Honouring a trailblazer

The University of Calgary understands that campus culture must underpin our actions. Campus culture, according to our institution’s Eyes High strategy 2017-22, means overcoming structural, social and cultural barriers to create a safe, inclusive, healthy and respectful environment — one that values diversity and the dignity of every person.

We’re still learning about inclusion and respect (and can always do better) but are making efforts to recognize the abilities of our female leaders. For example, the Executive Leadership Team is the highest-level of leadership at our institution, overseeing our strategic priorities and guiding our actions. The composition of this Team showcases gender diversity. I am proud that six of the eight positions on the ELT are held by women. Now that’s what I call role modelling.

Our university is capably led by president Dr. Elizabeth Cannon. In addition to Elizabeth, the other female executives are:

  • Linda Dalgetty, VP Finance and Services
  • Karen Jackson, General Counsel
  • Diane Kenyon, VP University Relations,
  • Dru Marshall, Provost and VP Academic
  • Nuvyn Peters, VP Development and Alumni Engagement

I admire all these women. One of the highlights of my term as Chancellor, in fact, has been the privilege to work with these and hundreds of other women leaders amongst our faculty and staff. All are making significant contributions to the work of our university and are enriching the academic experience for our students. They inspire me with their achievements and bolster my confidence in Canada’s future.

Our university is deep in female talent. In addition to being an acclaimed author, cultural commentator and professor in our Department of English, Aritha van Herk serves at my request as one of our Orators. At the autumn convocation ceremonies for our 2017 grads, Aritha delivered the citation for honorary degree recipient Bonnie DuPont – yet another respected leader associated with our university and city. These are the beautiful and fitting words that Aritha composed about Bonnie:

Jedi Master Bonnie DuPont and her Padawan learner. Ha!

One of Canada’s marvelous attributes is that we are a land of ice and snow, and so we understand the value of icebreakers, ships that can move through ice-blanketed waters.  It is impossible to find an encompassing metaphor for the woman we are privileged to honour today, but Bonnie DuPont is a suave, elegant icebreaker, one who moves steadily forward, who has shattered ice and glass and even solid brick walls.

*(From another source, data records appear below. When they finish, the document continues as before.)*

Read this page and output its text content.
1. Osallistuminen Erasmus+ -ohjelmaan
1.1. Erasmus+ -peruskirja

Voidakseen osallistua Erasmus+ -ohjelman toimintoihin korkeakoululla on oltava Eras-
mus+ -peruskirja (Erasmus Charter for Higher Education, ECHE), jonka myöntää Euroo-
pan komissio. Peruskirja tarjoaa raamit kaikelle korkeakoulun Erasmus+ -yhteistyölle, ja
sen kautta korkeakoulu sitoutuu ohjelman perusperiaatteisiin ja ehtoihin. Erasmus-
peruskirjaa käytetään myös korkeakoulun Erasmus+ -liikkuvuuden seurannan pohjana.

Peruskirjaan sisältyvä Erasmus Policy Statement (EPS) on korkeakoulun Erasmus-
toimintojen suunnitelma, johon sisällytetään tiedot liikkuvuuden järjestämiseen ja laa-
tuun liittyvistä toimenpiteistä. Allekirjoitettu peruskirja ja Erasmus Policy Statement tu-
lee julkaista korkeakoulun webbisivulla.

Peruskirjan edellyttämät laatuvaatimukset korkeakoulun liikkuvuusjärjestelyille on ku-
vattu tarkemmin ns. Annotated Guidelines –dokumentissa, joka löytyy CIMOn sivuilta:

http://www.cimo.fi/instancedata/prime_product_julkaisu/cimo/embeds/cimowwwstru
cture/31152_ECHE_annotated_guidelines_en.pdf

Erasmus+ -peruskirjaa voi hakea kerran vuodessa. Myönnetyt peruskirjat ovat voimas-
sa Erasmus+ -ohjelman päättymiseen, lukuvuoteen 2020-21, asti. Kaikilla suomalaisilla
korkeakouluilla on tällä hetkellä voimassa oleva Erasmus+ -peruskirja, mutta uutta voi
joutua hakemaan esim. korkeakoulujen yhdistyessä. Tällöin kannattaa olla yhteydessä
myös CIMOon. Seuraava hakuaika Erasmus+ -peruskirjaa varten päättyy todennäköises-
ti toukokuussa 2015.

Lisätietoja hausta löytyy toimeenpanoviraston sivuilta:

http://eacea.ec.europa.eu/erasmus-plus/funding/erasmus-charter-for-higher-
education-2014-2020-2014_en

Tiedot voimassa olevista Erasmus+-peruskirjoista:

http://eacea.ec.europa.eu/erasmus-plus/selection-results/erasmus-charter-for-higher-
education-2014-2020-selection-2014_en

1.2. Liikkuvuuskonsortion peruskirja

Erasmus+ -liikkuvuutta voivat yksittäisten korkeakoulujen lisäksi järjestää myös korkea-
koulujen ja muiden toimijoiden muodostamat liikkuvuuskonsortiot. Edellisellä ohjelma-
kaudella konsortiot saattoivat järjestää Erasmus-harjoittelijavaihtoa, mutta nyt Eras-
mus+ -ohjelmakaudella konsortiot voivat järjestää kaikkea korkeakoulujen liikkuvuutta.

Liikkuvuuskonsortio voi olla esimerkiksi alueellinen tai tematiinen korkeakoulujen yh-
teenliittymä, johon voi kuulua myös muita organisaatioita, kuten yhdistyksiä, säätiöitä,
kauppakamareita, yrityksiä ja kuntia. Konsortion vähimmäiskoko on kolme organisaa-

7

Bonnie DuPont has accomplished so much that words are inadequate. Formidably visionary, she is insightful, perceptive, innovative, intuitive, and resourceful. Chancellor Thirsk says he would go to space with her; and hundreds of women would walk on broken glass for her.  She has forged an open path through myriad obstacles as an executive in the energy and agriculture sectors, and as an effective leader on multiple boards and corporations.

Her work in human resources, safety, governance, and public policy is extraordinary. She is a pioneer, a volunteer and a verb, an action word in motion. Her collection of firsts is phenomenal: she was the first or only senior woman for at least fifteen major Canadian organizations. This includes her work as the first woman executive at Saskatchewan Power Corporation, the first woman senior executive at Enbridge, and the first woman President of the Calgary Petroleum Club, breaking what had been for years an all-male bastion. She was named one of Canada’s 100 Most Powerful Women from 2003 to 2006, and in 2007 appointed to the Top 100 Hall of Fame.

Her service to this university is particularly significant. From as far back as President Murray Fraser asking her to serve on a committee studying the issue of sexual harassment on campus to her role as the first woman Chair of the Board of Governors, she has given to our campus her energy and mentorship, supporting students, faculty, and administration alike.

But firstness is not her drive; her motivation has always been to clear open water for others, women and men. Her motto, “I might be the first, but I better not be the last”, encompasses her determination to bring about change.

Eminent Chancellor, let us honour this trailblazer, this woman who inspires all with her imagination, élan, intelligence, and wisdom.  On behalf of the Senate and the University, I invite you to invest Bonnie DuPont with the degree Doctor of Laws, honoris causa.